Who is the audience of this "letter"?
The author of this story about the long terror of a dictator in Paraguay is in much the same position as Ña Meli. She is carrying the testimony of the victims to the living. At first, I was a little turned off by the story, because I saw it as kind of cynical.
When a writer who is deeply knowledgeable of another culture or part of the world from what Western audiences and editors are used to writes a story, there are two ways that writer can game the system to gain acceptance. One is to use something that is well known in the other culture and pass it off as though the writer came up with it herself. This is sort of what it seemed to me that Yoon Choi did in "The Art of Losing" when she used the image of a student eating pages of a textbook in order to memorize them--which is a very familiar cliche in South Korea--in a way that made it seem she had come up with a fresh and original image in her story. The editor who picked the story for The New England Review even specifically called this out as one of the best parts of the story, even though it's so common in South Korea, you're likely to hear it thrown out as a chestnut on the evening news during testing season. (I don't think Choi did this entirely on purpose, by the way, but that's the way it worked out.)
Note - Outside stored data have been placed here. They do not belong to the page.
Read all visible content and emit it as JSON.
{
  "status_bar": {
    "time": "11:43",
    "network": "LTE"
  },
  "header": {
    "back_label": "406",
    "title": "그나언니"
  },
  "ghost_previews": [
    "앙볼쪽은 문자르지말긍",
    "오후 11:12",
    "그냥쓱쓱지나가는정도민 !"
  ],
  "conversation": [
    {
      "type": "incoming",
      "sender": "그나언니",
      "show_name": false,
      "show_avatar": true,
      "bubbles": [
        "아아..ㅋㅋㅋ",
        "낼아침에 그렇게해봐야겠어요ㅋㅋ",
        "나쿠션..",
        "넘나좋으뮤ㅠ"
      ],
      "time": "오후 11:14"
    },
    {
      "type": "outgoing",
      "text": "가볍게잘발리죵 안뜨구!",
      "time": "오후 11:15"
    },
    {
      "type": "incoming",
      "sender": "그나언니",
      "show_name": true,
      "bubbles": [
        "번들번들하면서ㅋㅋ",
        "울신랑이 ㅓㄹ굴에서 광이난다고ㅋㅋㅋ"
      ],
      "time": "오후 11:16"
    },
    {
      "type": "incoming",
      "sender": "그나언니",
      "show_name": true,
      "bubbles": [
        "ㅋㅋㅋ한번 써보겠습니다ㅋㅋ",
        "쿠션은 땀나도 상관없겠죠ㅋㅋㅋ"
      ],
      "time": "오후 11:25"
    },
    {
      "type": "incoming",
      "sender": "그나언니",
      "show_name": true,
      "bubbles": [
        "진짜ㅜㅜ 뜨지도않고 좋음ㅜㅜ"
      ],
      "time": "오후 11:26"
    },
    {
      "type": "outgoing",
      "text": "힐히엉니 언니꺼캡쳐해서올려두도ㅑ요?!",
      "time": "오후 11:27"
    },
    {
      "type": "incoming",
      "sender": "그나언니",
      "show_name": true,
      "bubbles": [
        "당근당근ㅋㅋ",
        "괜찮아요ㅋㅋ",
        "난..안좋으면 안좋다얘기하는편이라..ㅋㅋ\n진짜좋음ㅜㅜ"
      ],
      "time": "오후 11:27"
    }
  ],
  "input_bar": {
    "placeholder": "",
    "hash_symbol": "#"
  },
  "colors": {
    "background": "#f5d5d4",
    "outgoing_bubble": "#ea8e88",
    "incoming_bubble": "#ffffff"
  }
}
The second way to play a Western audience is to give the audience what they are already expecting. You can put on a show, like 50 hotel workers in Hawaii shaking in grass skirts to Elvis songs while playing a ukulele. That's what I thought this story did, and I so I was resistant to it. It was allowing Western audiences to "dabble in the occult" by giving them an exotic version of the poor in a Latin American country, one that reinforces romantic notions of the poor. I was ready to bash the story, because it seemed inauthentic. It was not a real Paraguayan reaction to years of horrible oppression, because if it had been, there'd have been no need to explain about Paraguayan customs like the Festival of San Juan or about the discovery of the Stroessner documents. I was ready to call foul.
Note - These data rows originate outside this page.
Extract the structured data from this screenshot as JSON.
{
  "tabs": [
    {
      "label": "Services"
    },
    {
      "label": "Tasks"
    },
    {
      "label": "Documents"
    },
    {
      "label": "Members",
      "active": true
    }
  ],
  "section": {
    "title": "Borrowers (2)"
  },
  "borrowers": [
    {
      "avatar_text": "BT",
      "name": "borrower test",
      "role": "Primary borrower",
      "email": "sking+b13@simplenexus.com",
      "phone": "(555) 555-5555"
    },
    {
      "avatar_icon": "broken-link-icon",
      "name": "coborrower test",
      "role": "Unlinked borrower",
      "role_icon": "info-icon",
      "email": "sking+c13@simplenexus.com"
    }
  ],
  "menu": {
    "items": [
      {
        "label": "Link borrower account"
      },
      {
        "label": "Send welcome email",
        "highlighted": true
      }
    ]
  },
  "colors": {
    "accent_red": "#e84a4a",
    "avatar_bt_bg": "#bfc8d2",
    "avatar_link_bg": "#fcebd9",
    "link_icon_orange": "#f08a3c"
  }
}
But as I thought about it, I realized that using Western expectations in a cynical way is a brilliant approach. It's what Ña Meli would have done. Yes, invoking the exotic plays on Western (is "Western" the right alternative to "poor Paraguayan" here? Paraguay is, after all, part of The West. But I digress...) biases. It's flash and lights without substance. But in the end, the story gets told and people hear it, which was sort of what Ña Meli accomplished as well.
I intend to have a lot more to say after I'm done with O.Henry on how fraught it can be when a Western editor tries to select a story that is deeply enmeshed in a culture the editor does not know about, how easily that editor can be fooled. But for now, I note only my approval with how Vega used that weakness in the system to get a story told to an audience that needed to hear it.
Is there a closed circle for the narrator?
To return briefly to the story, although the main point seems to be nothing more than to remind Western audiences that this was a thing that happened and it matters, there is still a character within the story to attend to. Does the narrator learn anything and change from her contact with Ña Meli? It seems so. Although Ña Meli warned the people who received the politically risky letters she wrote not to keep them, most did, because, as the narrator points out, "Everyone wants souvenirs, even of the worst things." But the narrator does not keep hers at the end, unlike most people in a story called "We Keep Them Anyway." She knows what she needs to know without referring to the letters.
This is a an act of humility on the part of the author, whom the narrator is temporarily "channeling." This story isn't what matters. It may have been published and won an award, but don't focus on the story. What matters, what must not be forgotten, are the voices of the victims within the story.